De la fondation de Constantinople par un empereur romain à la chute de Byzance conquise par les Turcs et devenue Istanbul, un millénaire d’une histoire aux multiples épisodes. Les changements de nom, loin d’être purement formels, racontent à eux seuls une série de situations, celles qui font d’une cité – et de l’empire si étroitement lié à elle que le même nom les désigne simultanément ‑ une capitale successivement latine, grecque, occidentale, grecque de nouveau, puis ottomane. J. Heers raconte et explique les grandes articulations de ces transferts dans un ouvrage de synthèse qui vient d’être réédité en collection poche.

Au long d’un exposé strictement chronologique – une foultitude d’événements ‑ il faut toute la maîtrise de l’historien pour raconter sans en perdre le fil une histoire tellement complexe que la qualification de «byzantine» deviendra une expression du langage courant à la tonalité peu flatteuse. Et pour compliquer l’exercice, les partenaires, voisins, adversaires de l’empire, géographiquement proches ou lointains, interfèrent sans cesse dans cet État où alternent périodes brillantes et déchéances.

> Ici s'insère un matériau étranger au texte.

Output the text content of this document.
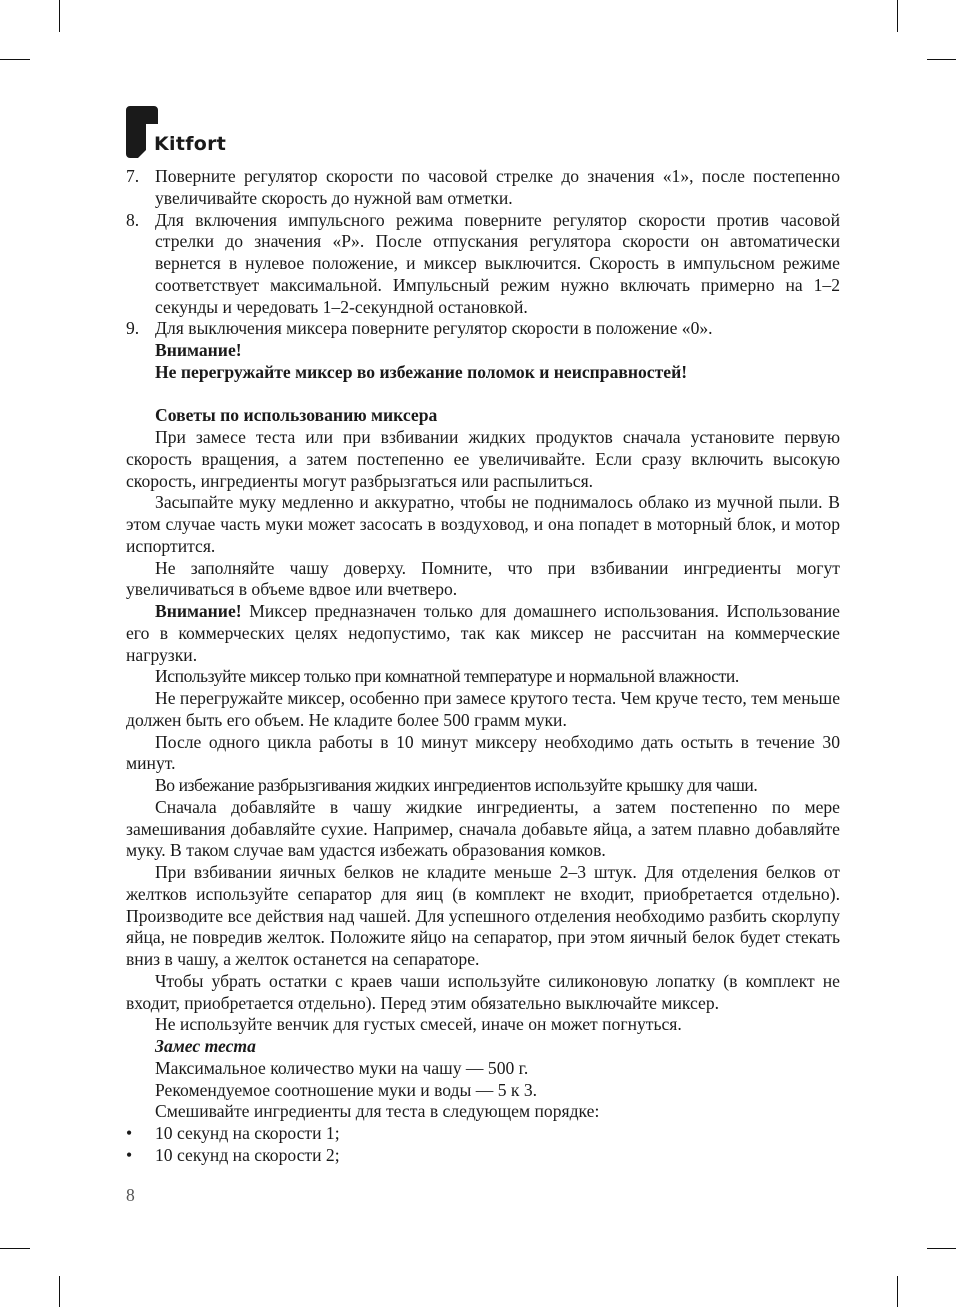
Kitfort
7. Поверните регулятор скорости по часовой стрелке до значения «1», после постепенно увеличивайте скорость до нужной вам отметки.
8. Для включения импульсного режима поверните регулятор скорости против часовой стрелки до значения «P». После отпускания регулятора скорости он автоматически вернется в нулевое положение, и миксер выключится. Скорость в импульсном режиме соответствует максимальной. Импульсный режим нужно включать примерно на 1–2 секунды и чередовать 1–2-секундной остановкой.
9. Для выключения миксера поверните регулятор скорости в положение «0».
Внимание!
Не перегружайте миксер во избежание поломок и неисправностей!
Советы по использованию миксера
При замесе теста или при взбивании жидких продуктов сначала установите первую скорость вращения, а затем постепенно ее увеличивайте. Если сразу включить высокую скорость, ингредиенты могут разбрызгаться или распылиться.
Засыпайте муку медленно и аккуратно, чтобы не поднималось облако из мучной пыли. В этом случае часть муки может засосать в воздуховод, и она попадет в моторный блок, и мотор испортится.
Не заполняйте чашу доверху. Помните, что при взбивании ингредиенты могут увеличиваться в объеме вдвое или вчетверо.
Внимание! Миксер предназначен только для домашнего использования. Использование его в коммерческих целях недопустимо, так как миксер не рассчитан на коммерческие нагрузки.
Используйте миксер только при комнатной температуре и нормальной влажности.
Не перегружайте миксер, особенно при замесе крутого теста. Чем круче тесто, тем меньше должен быть его объем. Не кладите более 500 грамм муки.
После одного цикла работы в 10 минут миксеру необходимо дать остыть в течение 30 минут.
Во избежание разбрызгивания жидких ингредиентов используйте крышку для чаши.
Сначала добавляйте в чашу жидкие ингредиенты, а затем постепенно по мере замешивания добавляйте сухие. Например, сначала добавьте яйца, а затем плавно добавляйте муку. В таком случае вам удастся избежать образования комков.
При взбивании яичных белков не кладите меньше 2–3 штук. Для отделения белков от желтков используйте сепаратор для яиц (в комплект не входит, приобретается отдельно). Производите все действия над чашей. Для успешного отделения необходимо разбить скорлупу яйца, не повредив желток. Положите яйцо на сепаратор, при этом яичный белок будет стекать вниз в чашу, а желток останется на сепараторе.
Чтобы убрать остатки с краев чаши используйте силиконовую лопатку (в комплект не входит, приобретается отдельно). Перед этим обязательно выключайте миксер.
Не используйте венчик для густых смесей, иначе он может погнуться.
Замес теста
Максимальное количество муки на чашу — 500 г.
Рекомендуемое соотношение муки и воды — 5 к 3.
Смешивайте ингредиенты для теста в следующем порядке:
• 10 секунд на скорости 1;
• 10 секунд на скорости 2;
8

Ce manuel domine époques, personnages et événements par ailleurs connus et évalués par de multiples travaux. L’éditeur a gardé, pour la plus grande commodité de l’utilisateur, l’apparat critique de cet ouvrage : notes abondantes, fournissant toutes précisions, notamment bibliographiques, pour appuyer les assertions et donner des pistes à qui voudra aller plus loin sur un sujet précis ; bibliographie générale des sources et travaux utilisés ; index réunissant noms de personnages et de lieux ; tableaux généalogiques (les familles grecques sont d’une telle complexité !), chronologie (malheureusement débutant avec la «Quatrième Croisade») et aussi de précieux croquis. Le format d’une édition poche rendait sans doute inévitable le corps réduit choisi pour la typographie et la mise en pages serrée de ce volume.

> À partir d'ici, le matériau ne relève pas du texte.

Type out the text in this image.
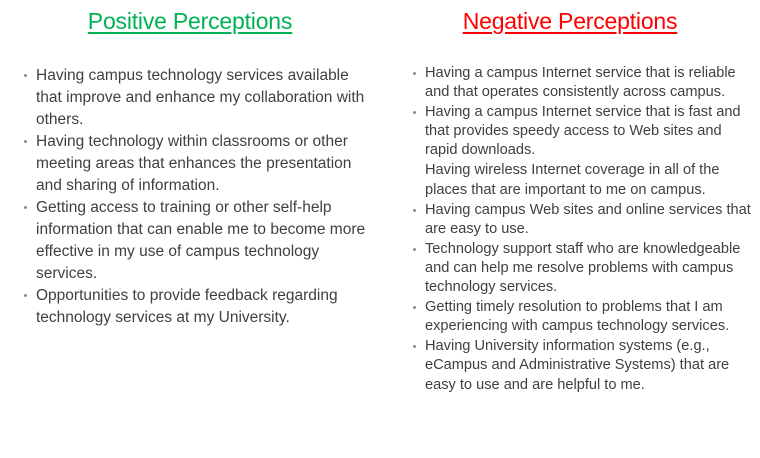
Positive Perceptions
Having campus technology services available that improve and enhance my collaboration with others.
Having technology within classrooms or other meeting areas that enhances the presentation and sharing of information.
Getting access to training or other self-help information that can enable me to become more effective in my use of campus technology services.
Opportunities to provide feedback regarding technology services at my University.
Negative Perceptions
Having a campus Internet service that is reliable and that operates consistently across campus.
Having a campus Internet service that is fast and that provides speedy access to Web sites and rapid downloads.
Having wireless Internet coverage in all of the places that are important to me on campus.
Having campus Web sites and online services that are easy to use.
Technology support staff who are knowledgeable and can help me resolve problems with campus technology services.
Getting timely resolution to problems that I am experiencing with campus technology services.
Having University information systems (e.g., eCampus and Administrative Systems) that are easy to use and are helpful to me.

Impossible de rendre compte en quelques lignes du détail de ce livre, mais on peut signaler, arbitrairement choisies, quelques impressions générales qui ressortent de cette présentation synthétique. D’abord, à toutes les époques de cette histoire, et quel que soit le moment d’éclat de Constantinople (par exemple aux derniers siècles du millénaire), ou d’effondrement (le demi-XIIIe siècle d’Empire Latin), les voisins interfèrent puissamment dans l’histoire interne : l’épisode des croisades, et particulièrement la Première et la Quatrième, en est la démonstration emblématique. De même les conflits avec les Bulgares sont récurrents et parfois même font et défont les empereurs. Ensuite, Occident et Constantinople constituent des partenaires à facettes contradictoires : celui-là oscille entre fascination et mépris ; celle-ci utilise des alliés envers lesquels elle n’éprouve que répugnance. Et au final, c’est bien le désintérêt occidental envers les Grecs qui laisse Byzance démunie face aux Turcs.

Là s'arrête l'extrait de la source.